Gesellschaft

Knalleffekt: Verfassungsschutz darf AfD nicht mehr ‚Prüffall’ nennen

Symbolbild (Justizgebäude am Appellhofplatz: Sitz des Verwaltungsgerichts Köln): Raimond Spekking via Wikimedia Commons [CC BY-SA 4.0] (Bild zugeschnitten)

Das Verwaltungsgericht Köln entschied erstinstanzlich per einstweiliger Anordnung, dass eine Bezeichnung der größten deutschen Oppositionspartei als „Prüffall” des Verfassungsschutzes nicht länger zulässig sei.

Köln. – Als Hintergrund fungiert die Entscheidung des Bundesamts für Verfassungsschutz (BfV) im Jänner, die patriotische Alternative für Deutschland (AfD) als sogenannten „Prüffall” einzustufen – Die Tagesstimme berichtete. Die AfD legte daraufhin Klage ein, damit dieser ihrer Ansicht nach stigmatisierenden und ehrschädigen Äußerungen zu unterlassen habe.

Gericht sieht Wirkungsmöglichkeit eingeschränkt

Wie die Junge Freiheit am Dienstag berichtet, schloss sich das Gericht dieser Rechtsmeinung an.
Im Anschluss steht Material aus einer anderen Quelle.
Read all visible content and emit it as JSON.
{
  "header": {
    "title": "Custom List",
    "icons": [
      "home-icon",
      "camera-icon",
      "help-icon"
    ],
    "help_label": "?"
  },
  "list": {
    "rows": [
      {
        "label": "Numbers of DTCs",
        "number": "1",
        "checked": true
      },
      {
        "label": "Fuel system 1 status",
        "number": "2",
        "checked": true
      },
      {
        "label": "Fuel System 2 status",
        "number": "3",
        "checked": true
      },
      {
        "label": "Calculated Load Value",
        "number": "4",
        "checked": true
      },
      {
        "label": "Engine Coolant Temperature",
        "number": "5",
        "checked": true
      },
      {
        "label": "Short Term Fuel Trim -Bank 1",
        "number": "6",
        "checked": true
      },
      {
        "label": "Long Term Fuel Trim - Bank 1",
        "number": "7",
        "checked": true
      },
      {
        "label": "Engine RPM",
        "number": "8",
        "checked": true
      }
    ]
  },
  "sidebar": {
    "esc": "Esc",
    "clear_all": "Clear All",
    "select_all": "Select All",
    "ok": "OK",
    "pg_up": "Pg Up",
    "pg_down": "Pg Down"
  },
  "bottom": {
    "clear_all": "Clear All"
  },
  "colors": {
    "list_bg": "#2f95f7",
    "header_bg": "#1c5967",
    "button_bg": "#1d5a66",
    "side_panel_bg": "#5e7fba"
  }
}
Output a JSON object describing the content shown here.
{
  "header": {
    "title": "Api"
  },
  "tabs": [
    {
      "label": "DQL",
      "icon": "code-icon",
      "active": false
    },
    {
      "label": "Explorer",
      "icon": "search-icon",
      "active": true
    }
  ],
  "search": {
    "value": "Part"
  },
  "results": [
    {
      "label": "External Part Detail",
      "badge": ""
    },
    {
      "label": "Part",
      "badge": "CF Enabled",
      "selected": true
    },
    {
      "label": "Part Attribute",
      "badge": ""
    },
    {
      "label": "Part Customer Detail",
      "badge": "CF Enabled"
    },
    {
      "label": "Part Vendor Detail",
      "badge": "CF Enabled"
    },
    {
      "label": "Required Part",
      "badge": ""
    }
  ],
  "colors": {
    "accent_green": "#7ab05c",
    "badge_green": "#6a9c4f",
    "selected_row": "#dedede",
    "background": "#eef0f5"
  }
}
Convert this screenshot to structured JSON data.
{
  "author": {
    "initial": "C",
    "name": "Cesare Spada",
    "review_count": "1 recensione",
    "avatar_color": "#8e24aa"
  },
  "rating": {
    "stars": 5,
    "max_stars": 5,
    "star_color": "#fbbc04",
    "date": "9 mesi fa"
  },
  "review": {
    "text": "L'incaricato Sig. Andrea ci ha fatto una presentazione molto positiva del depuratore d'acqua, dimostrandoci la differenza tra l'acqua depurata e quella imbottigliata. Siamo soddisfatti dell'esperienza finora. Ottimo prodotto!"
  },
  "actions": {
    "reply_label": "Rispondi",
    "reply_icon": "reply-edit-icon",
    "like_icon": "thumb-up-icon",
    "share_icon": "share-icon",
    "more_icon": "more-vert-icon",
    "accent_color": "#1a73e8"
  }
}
Dem Spruch des Verwaltungsgerichts Köln zufolge würden Äußerungen in diese Richtungen die Wirkungsmöglichkeiten der Partei negativ beeinflussen.

So könnten diese potentielle Wähler von einer Wahlentscheidung zugunsten der AfD oder dem Konsum ihrer Mitteilungen abhalten. Bei Zuwiderhandlung droht ein Bußgeld von zu 10.000 Euro, die Behörde kann allerdings noch Beschwerde beim Oberverwaltungsgericht Köln einlegen.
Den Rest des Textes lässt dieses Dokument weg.